Wesleying: I have an NES and an old Gameboy in my room right now, so when I first heard your stuff, I freaked out a little bit when I recognized old sounds from something like a Ducktales NES game. What inspired you to produce this style of music?
Luke Silas: Actually, we each came at the idea of chip music from drastically different approaches! Pete started making music with an NES in high school, having grown up playing video games as well as playing in bands, and made the decision to merge the two when he found out online how to program Nintendo sound chips. I suppose my backstory is the most similar to Pete’s, except I wanted to make insane metal with chip tune. Ary arrived from a much more programming-oriented interest, as he wasn’t deeply into video games from a young age. James has always been very into electronics and taking things apart, so it made perfect sense for him to re-appropriate this hardware for something more awesome than it was ever meant to be. Ultimately, however, we all just love the sound and have lots of fun working with it!
WES: When I saw your “Meow” music video, I couldn’t believe that this was your first video—it was so visually striking and dynamic. Can you talk about what it was like shooting that, especially shooting in what looks like an old arcade (that takes pennies instead of tokens?!)?
LS: The “Meow” video was a truly exhausting joy to create. We fleshed out the idea for a little while before hooking up with some incredibly talented guys who worked on Tim and Eric Awesome Show Great Job, and got to work! We shot overnight for three nights, mostly at an arcade in Westchester, New York that Pete and James used to go to all the time when they were younger. It made for long nights, but what better way to get through those long nights than in an arcade with free play all night with all your friends?
WES: Do you guys remember playing Wesleyan in April 2010? I heard it was pretty shitty weather for Zonker Harris Day that year.
LS: Of course we remember that! It rained out a bit during Dan Deacon’s set, but how could that possibly stop a Dan Deacon show? We moved inside and played a sweaty, awesome show.
WES: What’s going on with the Furby-inspiration? I was on your website, and it felt like a dream (nightmare?) come to life when my mouse had turned into a rainbow Furby.
LS: What’s not to love? Furbys are fun as hell!
WES: I read that you guys have been inspired by some of the more pop-y artists of the last few decades, like Weezer or the Beach Boys. Can you talk about that a little bit more, and is there anyone else that you really draw inspiration from?
LS: We really take inspiration from all over the place, which really shows on Endless Fantasy. We like noisy snotty punk, we like huge trance anthems, we like Andrew W.K., we like the Spice Girls! And that’s only where we overlap; individually, our tastes are completely disparate, but not out of line.
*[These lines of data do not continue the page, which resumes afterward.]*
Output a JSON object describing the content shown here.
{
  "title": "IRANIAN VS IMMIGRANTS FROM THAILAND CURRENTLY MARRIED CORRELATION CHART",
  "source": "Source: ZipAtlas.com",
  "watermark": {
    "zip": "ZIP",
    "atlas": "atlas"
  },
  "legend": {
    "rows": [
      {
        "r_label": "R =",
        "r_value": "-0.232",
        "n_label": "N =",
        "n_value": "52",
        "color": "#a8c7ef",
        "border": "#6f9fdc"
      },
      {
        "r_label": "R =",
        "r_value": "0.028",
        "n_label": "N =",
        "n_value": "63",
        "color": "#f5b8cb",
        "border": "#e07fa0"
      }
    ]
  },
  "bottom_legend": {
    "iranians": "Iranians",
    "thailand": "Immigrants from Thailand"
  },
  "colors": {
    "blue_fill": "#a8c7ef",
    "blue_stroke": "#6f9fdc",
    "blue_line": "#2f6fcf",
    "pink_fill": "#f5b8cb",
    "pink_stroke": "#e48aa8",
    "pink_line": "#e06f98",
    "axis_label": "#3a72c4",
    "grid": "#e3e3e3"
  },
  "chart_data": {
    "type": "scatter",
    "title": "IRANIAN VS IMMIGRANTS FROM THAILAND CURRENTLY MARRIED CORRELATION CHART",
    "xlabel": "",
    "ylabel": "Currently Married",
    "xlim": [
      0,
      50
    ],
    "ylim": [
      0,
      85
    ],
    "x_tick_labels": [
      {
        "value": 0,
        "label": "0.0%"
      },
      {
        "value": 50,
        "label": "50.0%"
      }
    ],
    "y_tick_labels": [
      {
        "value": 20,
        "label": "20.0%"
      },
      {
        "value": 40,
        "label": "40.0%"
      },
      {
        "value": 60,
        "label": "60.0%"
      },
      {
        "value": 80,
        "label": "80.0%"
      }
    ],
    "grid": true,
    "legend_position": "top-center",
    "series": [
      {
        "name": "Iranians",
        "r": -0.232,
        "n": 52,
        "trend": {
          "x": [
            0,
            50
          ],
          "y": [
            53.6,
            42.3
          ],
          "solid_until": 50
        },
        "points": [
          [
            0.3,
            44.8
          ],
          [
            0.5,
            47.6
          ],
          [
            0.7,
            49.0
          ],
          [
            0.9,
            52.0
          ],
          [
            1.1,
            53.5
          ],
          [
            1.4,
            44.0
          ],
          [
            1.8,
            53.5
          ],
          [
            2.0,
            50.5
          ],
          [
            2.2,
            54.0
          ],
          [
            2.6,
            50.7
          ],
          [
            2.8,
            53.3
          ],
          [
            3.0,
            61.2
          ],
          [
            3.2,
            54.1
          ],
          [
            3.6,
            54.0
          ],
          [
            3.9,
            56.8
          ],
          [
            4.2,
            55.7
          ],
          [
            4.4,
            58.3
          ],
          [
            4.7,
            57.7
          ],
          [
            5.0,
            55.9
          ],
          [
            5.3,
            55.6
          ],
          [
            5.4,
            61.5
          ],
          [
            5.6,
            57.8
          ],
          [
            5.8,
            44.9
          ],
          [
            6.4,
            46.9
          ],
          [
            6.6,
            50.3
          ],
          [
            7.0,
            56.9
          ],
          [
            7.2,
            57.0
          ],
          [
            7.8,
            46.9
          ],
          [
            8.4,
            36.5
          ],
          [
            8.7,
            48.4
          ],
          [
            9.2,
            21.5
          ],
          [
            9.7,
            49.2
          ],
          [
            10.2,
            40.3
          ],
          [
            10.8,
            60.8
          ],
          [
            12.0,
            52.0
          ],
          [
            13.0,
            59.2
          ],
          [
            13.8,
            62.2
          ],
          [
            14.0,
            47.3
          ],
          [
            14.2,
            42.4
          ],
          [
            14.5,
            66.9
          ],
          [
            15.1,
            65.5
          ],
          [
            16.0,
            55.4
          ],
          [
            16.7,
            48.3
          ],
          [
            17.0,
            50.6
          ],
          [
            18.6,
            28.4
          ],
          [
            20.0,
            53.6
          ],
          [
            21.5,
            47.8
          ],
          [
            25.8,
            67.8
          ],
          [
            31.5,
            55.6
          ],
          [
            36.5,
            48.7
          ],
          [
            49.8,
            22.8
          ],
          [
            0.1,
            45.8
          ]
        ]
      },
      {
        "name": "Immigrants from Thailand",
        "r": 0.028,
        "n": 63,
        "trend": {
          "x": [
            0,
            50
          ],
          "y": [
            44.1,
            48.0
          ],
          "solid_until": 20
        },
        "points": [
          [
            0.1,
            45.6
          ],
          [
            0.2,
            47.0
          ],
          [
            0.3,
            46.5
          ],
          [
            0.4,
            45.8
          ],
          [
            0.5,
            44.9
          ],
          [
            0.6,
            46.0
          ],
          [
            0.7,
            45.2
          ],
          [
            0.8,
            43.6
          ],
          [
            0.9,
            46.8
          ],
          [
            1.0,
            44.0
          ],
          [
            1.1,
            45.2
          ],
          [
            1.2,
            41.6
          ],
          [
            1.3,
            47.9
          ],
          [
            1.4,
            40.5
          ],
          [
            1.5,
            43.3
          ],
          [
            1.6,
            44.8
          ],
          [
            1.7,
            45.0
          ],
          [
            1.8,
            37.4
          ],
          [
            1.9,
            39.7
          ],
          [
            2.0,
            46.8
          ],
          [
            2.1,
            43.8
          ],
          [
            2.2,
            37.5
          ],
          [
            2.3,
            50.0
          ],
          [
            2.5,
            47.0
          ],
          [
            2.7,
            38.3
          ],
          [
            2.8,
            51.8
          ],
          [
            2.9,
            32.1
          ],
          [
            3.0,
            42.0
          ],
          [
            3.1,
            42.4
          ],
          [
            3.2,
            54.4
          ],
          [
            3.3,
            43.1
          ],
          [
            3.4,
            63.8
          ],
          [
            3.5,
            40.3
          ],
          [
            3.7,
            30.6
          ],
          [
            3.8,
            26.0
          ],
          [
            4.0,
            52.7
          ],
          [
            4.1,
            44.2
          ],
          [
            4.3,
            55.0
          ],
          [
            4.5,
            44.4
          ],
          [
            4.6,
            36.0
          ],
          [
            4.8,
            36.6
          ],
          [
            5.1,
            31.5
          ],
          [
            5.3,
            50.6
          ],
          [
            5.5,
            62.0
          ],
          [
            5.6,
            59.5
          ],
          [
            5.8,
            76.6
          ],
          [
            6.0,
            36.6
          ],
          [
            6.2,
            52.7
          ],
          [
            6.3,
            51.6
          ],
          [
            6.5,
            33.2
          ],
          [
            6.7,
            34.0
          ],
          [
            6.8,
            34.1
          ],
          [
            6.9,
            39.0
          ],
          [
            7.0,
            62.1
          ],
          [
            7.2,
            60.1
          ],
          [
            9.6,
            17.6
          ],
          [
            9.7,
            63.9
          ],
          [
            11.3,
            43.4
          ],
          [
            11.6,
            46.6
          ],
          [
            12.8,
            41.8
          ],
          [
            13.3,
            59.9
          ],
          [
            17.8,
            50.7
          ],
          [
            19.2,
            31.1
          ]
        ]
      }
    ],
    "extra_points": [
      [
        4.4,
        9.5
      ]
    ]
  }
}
That’s what makes it so fun to work together — we all love different things, but love enough of the same things that we know what will work and what won’t.
WES: Is there anyone right now that you’d like to collaborate with, who you haven’t had the chance to?
LS: We’d definitely like to work with Eiffel 65. We’ll get them on a track someday, that’s more or less a promise.
Look for Anamanaguchi in the Spurrier-Snyder Rink stage tomorrow afternoon for Spring Fling.